Predictors of outcome in routine care for Cryptococcal meningitis in Western Kenya: lessons for HIV outpatient care in resource-limited settings
- Caroline Kendi1,
- Jeremy Penner1,2,
- Julius Koech1,
- Mary Nyonda1,
- Craig R Cohen3,
- Elizabeth A Bukusi1,
- Evelyn Ngugi4,
- Ana-Claire Lew Meyer1,5
- 1Family AIDS Care and Education Services, Center for Microbiology Research, Kenya Medical Research Institute, Nairobi, Kenya
- 2Department of Family Practice, University of British Columbia, Vancouver, British Columbia, Canada
- 3Department of Obstetrics, Gynecology, and Reproductive Sciences, University of California San Francisco, San Francisco, California, USA
- 4Division of Global HIV/AIDS Care and Treatment (USA), Centers for Disease Control and Prevention, Nairobi, Kenya
- 5Department of Neurology, San Francisco General Hospital, University of California San Francisco, San Francisco, California, USA
- Correspondence to Dr Ana-Claire Lew Meyer, Department of Neurology, University of California, San Francisco, Visiting Scientist, Research, Care and Training Program, Center for Microbiology Research, Kenya Medical Research Institute, Box 614-40100, Kisumu, Kenya;
- Received 5 February 2012
- Accepted 27 September 2012
- Published Online First 30 October 2012
Purpose Cryptococcal meningitis is a leading cause of mortality among HIV-infected individuals in sub-Saharan Africa but little is known about its treatment and outcomes in decentralised HIV outpatient settings. We assessed adherence to treatment guidelines and determined predictors of survival.
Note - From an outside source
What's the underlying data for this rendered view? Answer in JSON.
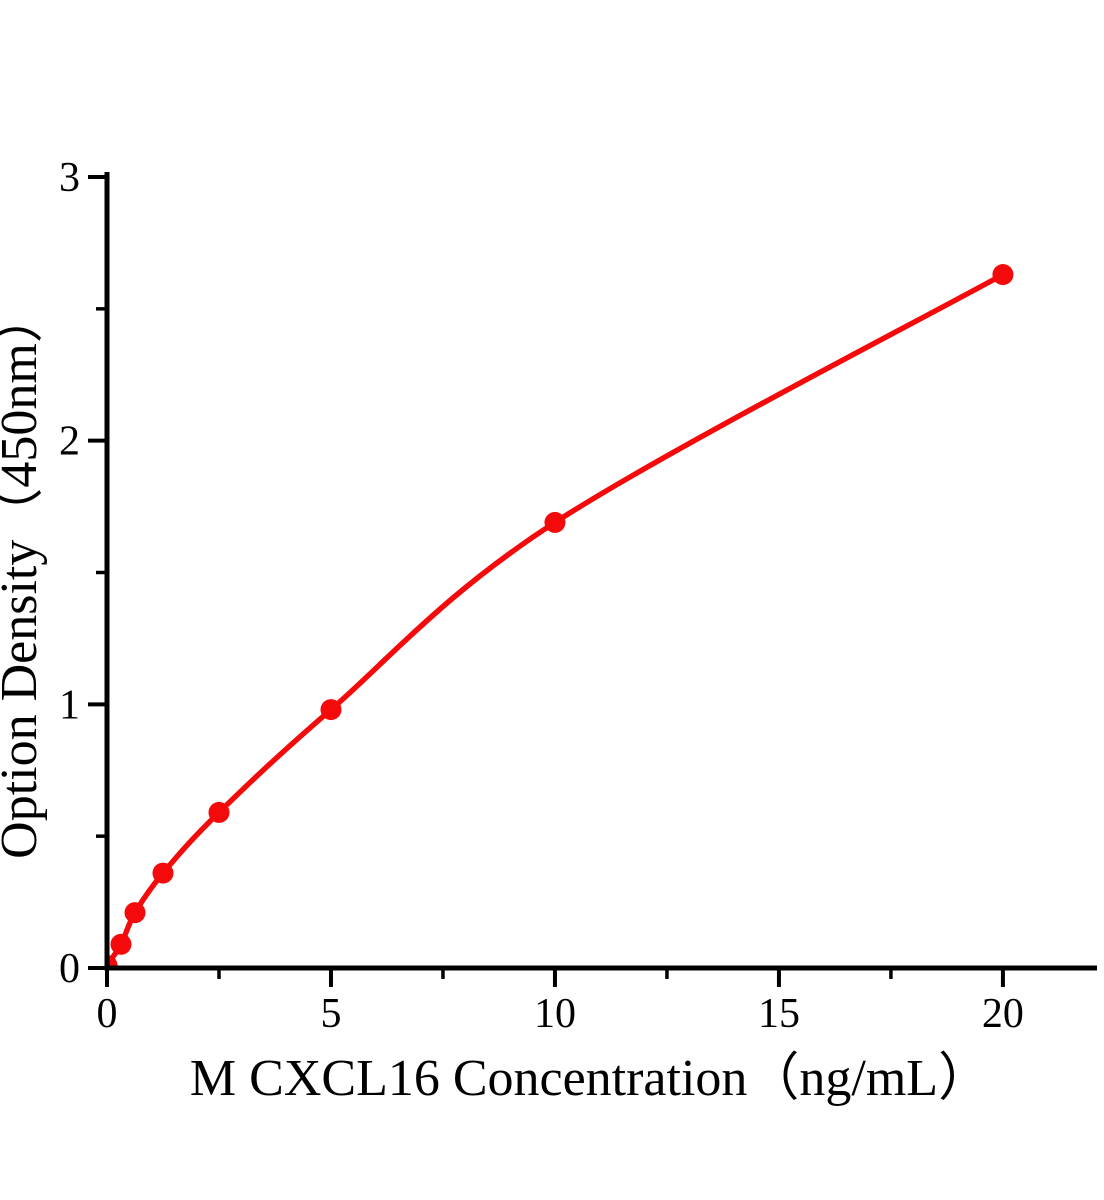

Design A computerised laboratory database identified HIV-infected adults with cryptococcal meningitis at Family AIDS Care and Education Services in Nyanza Province, Kenya, between 2005–2009. Medical records were reviewed. Kaplan-Meier survival curves were generated. Bivariate and multivariate Cox proportional hazards models were used to determine associations between key clinical characteristics and survival.
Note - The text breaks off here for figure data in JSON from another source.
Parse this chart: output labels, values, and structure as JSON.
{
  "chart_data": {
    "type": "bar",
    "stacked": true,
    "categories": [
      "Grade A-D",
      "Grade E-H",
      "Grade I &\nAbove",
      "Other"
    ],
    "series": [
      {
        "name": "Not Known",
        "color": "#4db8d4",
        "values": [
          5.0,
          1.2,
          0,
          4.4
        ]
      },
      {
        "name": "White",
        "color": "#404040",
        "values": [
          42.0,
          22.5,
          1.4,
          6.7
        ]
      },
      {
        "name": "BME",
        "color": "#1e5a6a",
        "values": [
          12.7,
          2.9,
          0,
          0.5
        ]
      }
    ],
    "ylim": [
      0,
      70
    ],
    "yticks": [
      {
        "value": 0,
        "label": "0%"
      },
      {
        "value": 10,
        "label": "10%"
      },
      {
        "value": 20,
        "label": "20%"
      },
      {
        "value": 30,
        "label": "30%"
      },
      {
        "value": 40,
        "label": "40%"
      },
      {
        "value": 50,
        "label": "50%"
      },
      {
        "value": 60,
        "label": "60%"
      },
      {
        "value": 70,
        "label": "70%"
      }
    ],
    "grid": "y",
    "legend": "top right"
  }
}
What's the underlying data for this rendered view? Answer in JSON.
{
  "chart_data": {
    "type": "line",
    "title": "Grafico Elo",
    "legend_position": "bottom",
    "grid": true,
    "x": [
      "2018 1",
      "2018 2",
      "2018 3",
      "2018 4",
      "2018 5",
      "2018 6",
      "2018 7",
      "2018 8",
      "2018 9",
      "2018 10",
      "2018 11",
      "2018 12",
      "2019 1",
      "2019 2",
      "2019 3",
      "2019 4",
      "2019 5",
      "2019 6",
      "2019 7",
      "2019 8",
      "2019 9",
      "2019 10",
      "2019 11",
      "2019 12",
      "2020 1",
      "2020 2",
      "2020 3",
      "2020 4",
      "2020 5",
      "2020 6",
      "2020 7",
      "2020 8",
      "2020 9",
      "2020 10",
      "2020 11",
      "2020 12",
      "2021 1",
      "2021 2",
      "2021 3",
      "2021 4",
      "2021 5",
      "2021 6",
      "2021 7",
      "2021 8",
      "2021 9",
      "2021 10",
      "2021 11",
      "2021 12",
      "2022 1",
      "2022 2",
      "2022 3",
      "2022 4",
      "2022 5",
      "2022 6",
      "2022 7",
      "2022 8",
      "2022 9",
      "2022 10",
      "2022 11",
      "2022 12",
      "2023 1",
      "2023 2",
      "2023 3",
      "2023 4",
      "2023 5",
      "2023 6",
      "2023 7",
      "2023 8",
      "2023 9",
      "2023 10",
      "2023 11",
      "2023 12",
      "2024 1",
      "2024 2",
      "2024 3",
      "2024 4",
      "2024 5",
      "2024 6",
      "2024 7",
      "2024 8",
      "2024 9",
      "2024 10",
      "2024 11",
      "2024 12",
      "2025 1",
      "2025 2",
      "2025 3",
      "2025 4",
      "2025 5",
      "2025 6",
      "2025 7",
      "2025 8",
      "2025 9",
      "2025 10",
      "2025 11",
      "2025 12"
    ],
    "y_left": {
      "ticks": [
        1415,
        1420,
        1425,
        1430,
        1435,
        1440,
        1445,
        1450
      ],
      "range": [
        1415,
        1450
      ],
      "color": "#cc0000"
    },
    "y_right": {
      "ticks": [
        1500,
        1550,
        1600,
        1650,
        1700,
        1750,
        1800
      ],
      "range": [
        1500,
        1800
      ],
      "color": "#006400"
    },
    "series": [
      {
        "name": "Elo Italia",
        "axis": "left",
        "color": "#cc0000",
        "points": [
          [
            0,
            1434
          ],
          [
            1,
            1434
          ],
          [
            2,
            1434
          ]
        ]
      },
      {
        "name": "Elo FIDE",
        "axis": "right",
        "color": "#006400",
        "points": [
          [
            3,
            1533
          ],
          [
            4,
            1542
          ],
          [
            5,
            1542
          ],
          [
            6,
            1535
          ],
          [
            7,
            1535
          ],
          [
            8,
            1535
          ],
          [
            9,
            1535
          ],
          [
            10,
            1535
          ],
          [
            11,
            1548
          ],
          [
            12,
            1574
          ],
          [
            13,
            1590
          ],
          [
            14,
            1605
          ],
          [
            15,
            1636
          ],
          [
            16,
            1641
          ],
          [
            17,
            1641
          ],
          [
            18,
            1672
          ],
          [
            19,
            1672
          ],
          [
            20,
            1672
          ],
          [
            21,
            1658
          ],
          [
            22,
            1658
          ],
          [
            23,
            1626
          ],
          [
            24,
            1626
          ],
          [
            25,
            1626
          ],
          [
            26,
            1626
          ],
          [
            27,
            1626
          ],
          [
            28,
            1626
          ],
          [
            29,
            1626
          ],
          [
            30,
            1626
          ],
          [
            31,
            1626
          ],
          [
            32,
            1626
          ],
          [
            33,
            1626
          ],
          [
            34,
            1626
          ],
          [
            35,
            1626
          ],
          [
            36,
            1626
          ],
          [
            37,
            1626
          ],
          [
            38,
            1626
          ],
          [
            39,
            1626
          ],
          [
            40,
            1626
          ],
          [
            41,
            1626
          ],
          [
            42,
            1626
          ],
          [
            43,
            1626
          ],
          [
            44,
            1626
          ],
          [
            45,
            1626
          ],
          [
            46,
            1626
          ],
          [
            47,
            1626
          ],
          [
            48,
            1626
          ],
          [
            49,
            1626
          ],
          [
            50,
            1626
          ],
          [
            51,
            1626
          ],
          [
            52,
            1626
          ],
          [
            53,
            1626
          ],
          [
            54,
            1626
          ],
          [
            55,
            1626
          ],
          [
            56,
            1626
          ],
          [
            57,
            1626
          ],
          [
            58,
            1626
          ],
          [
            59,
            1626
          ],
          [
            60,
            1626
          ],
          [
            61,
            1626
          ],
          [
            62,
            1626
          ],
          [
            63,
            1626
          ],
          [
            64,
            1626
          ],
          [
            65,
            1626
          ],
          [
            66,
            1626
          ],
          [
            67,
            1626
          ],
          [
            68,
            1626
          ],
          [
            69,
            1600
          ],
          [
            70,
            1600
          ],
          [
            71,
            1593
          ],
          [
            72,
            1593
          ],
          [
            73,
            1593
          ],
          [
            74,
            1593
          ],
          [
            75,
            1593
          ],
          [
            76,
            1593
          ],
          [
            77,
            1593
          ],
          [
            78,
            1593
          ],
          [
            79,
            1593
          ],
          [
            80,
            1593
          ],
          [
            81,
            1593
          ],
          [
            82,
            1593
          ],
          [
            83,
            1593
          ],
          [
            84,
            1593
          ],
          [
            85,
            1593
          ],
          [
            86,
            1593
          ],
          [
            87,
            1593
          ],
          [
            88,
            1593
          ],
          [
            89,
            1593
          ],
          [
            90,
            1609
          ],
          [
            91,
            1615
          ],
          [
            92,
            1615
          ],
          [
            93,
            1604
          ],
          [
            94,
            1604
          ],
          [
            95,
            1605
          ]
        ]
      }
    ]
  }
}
Results Medical records were located for 79% (71/90). Mortality was 38% (27/71) over a median follow-up period of 201 days (IQR: 10–705 days). Adherence to local guidelines for treatment of cryptococcal meningitis was 48% (34/71). Higher body mass index was associated with improved survival (HR: 0.82, 95% CI (0.68 to 0.99)) even after controlling for factors such as age, CD4 cell count, receipt of highly active anti-retroviral therapy, and treatment with any anti-fungal therapy.
Conclusions Cryptococcal meningitis diagnosed in routine HIV outpatient settings is largely treated as an outpatient and adherence to treatment guidelines is poor. Body mass index is a critical independent predictor of outcome. Additional research to determine the most effective strategies to reduce premature mortality is urgently needed.